Working for Russia
I don’t even know what money looks like
Only tellings off, pays cuts, ingratitude commands
The members of the East German punk band Namenlos were given twelve to eighteen months prison sentences for performing those lyrics in 1983 writes Andy Stowe. They probably didn’t expect that in 2018 they’d be an exhibit in the British Museum. Editor of Private Eye and Friday night family entertainer Ian Hislop picked their track as one example of dissent in repressive regimes in the British Museum’s new exhibition I object: Ian Hislop’s search for dissent.
The museum famously partners up with all sorts of dodgy corporate sponsors. Just about the first thing visitors to this one get to read is a mission statement from Citibank and the exhibition concludes with the mandatory exit through the gift shop where you can buy, according to taste, some anti-Trump, anti-Putin, anti-King George merchandise. There’s material for another Namenlos song in an exhibition curated by a celebrity, funded by a bank, turning rebellion into money.
Hislop occupies a peculiar niche in British public life. He is one of the ruling class’ authorised dissidents. He went to a boarding school and on to Oxford University and uses his TV appearances and Private Eye to make the case for unideological, competent government. He gives the impression of being the sort of journalist for whom the freedom to dissent is absolutely non-negotiable and who’d probably be willing to go to prison rather than compromise on this principle.
Social conflict and class struggle aren’t part of his world view. Instead of a coherent exhibition we are offered a random selection of items from the museum’s storage rooms linked only by captions written by Hislop explaining why they caught his eye. Many of them are very striking. These are artefacts which in many cases would have led to the imprisonment, torture or execution of their creators or owner. There’s a floor covering from Congo ridiculing the dictator Mobutu; a Chinese postage stamp designer whose fate is unknown made a coded reference to the massacre at Tiananmen Square in a commemorative issue for 1992 Olympics. It was an act of incredible courage made by someone who must have known that the consequences would be severe.

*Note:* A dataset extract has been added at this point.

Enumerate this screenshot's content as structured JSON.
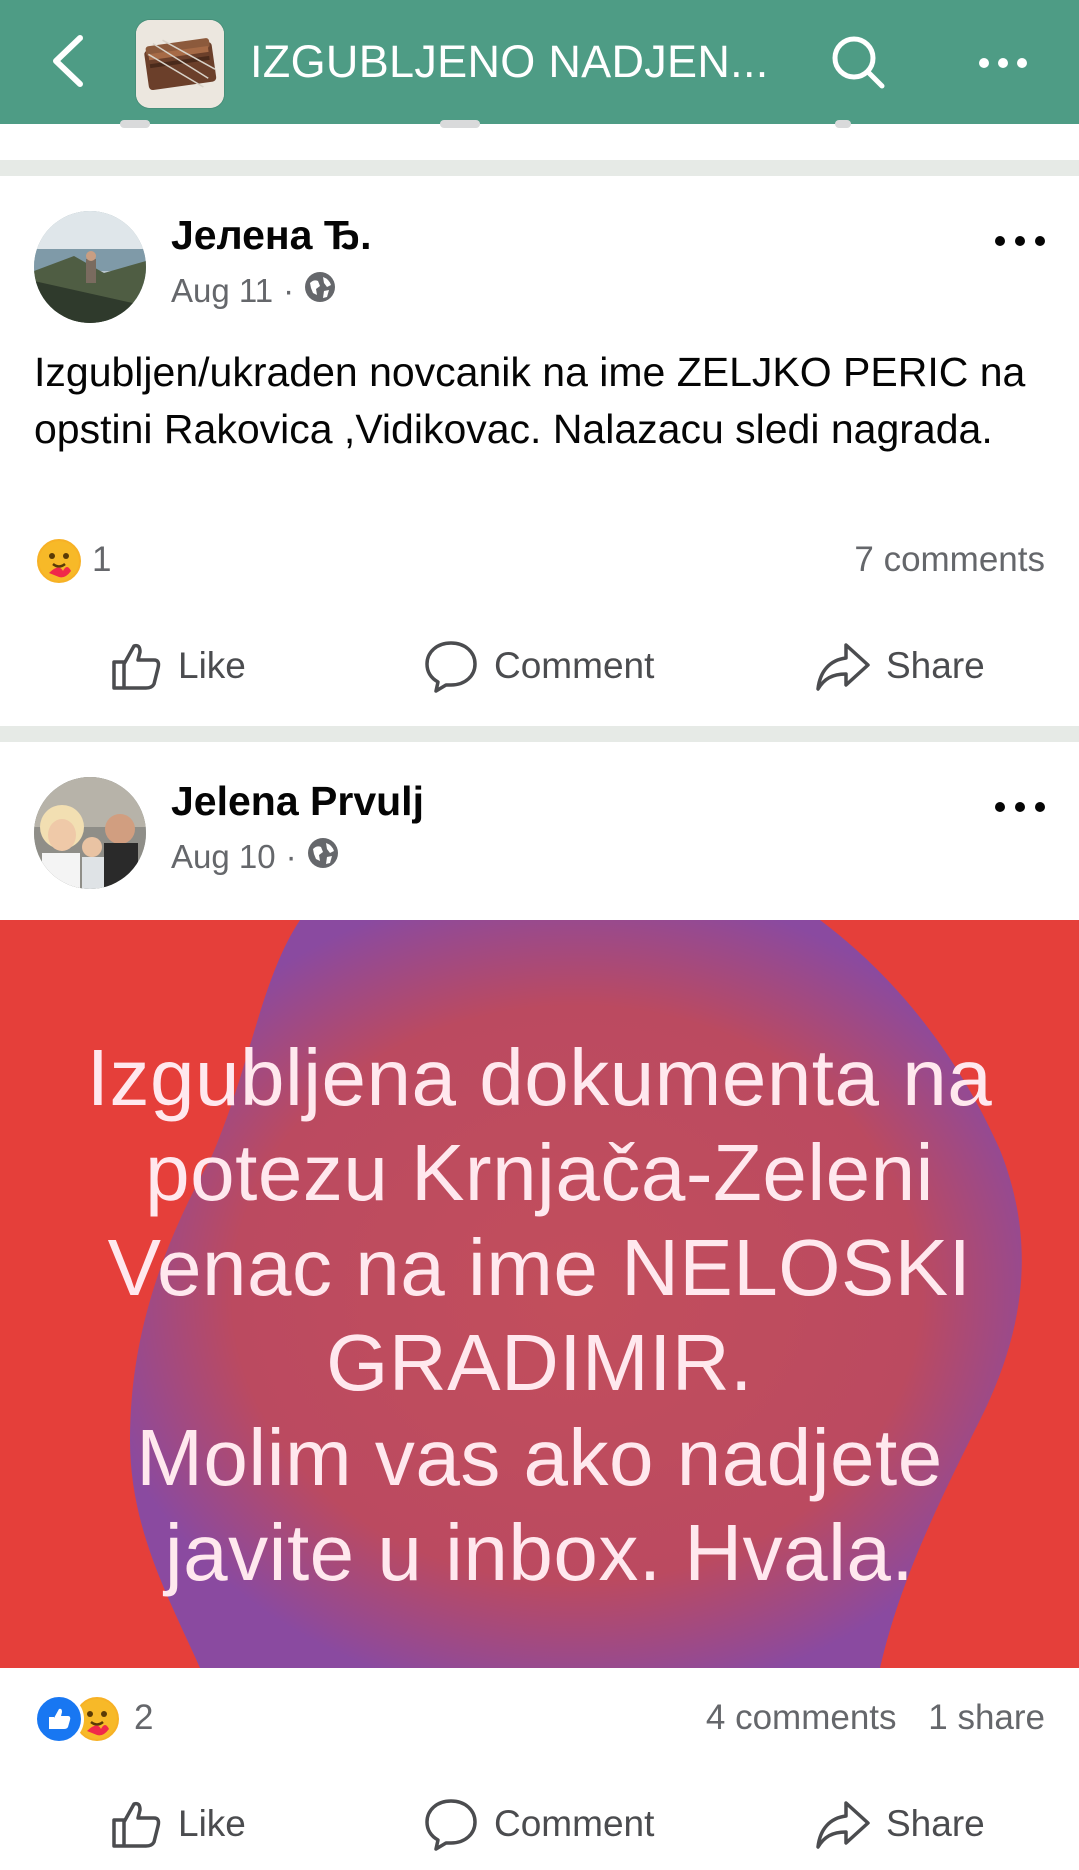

Yet there is no attempt to understand or explain why people are motivate enough to possibly risk their lives to stand up for the ideas that motivate them. Anyone hoping to learn why Indian nationalist Bhagat Singh (pictured) of the Hindustan Republican Socialist Association assassinated a British police officer and went on the run in European dress will not leave with their questions answered.
We are usefully reminded that sexualised, misogynistic abuse of women who displease men is as old as patriarchal relationships. Cleopatra is depicted in two exhibits and it is her sexuality and body which is used to ridicule her. It didn’t start with Twitter.
As Hislop is now something of a national treasure, he won’t object to the suggestion that the exhibition gives the overwhelming impression of being pulled together because the museum had a gap in its calendar and a lot of stuff it wasn’t displaying. It’s advertised on the basis of his high profile and leaves the visitor feeling that it’s all just too decontextualised and random.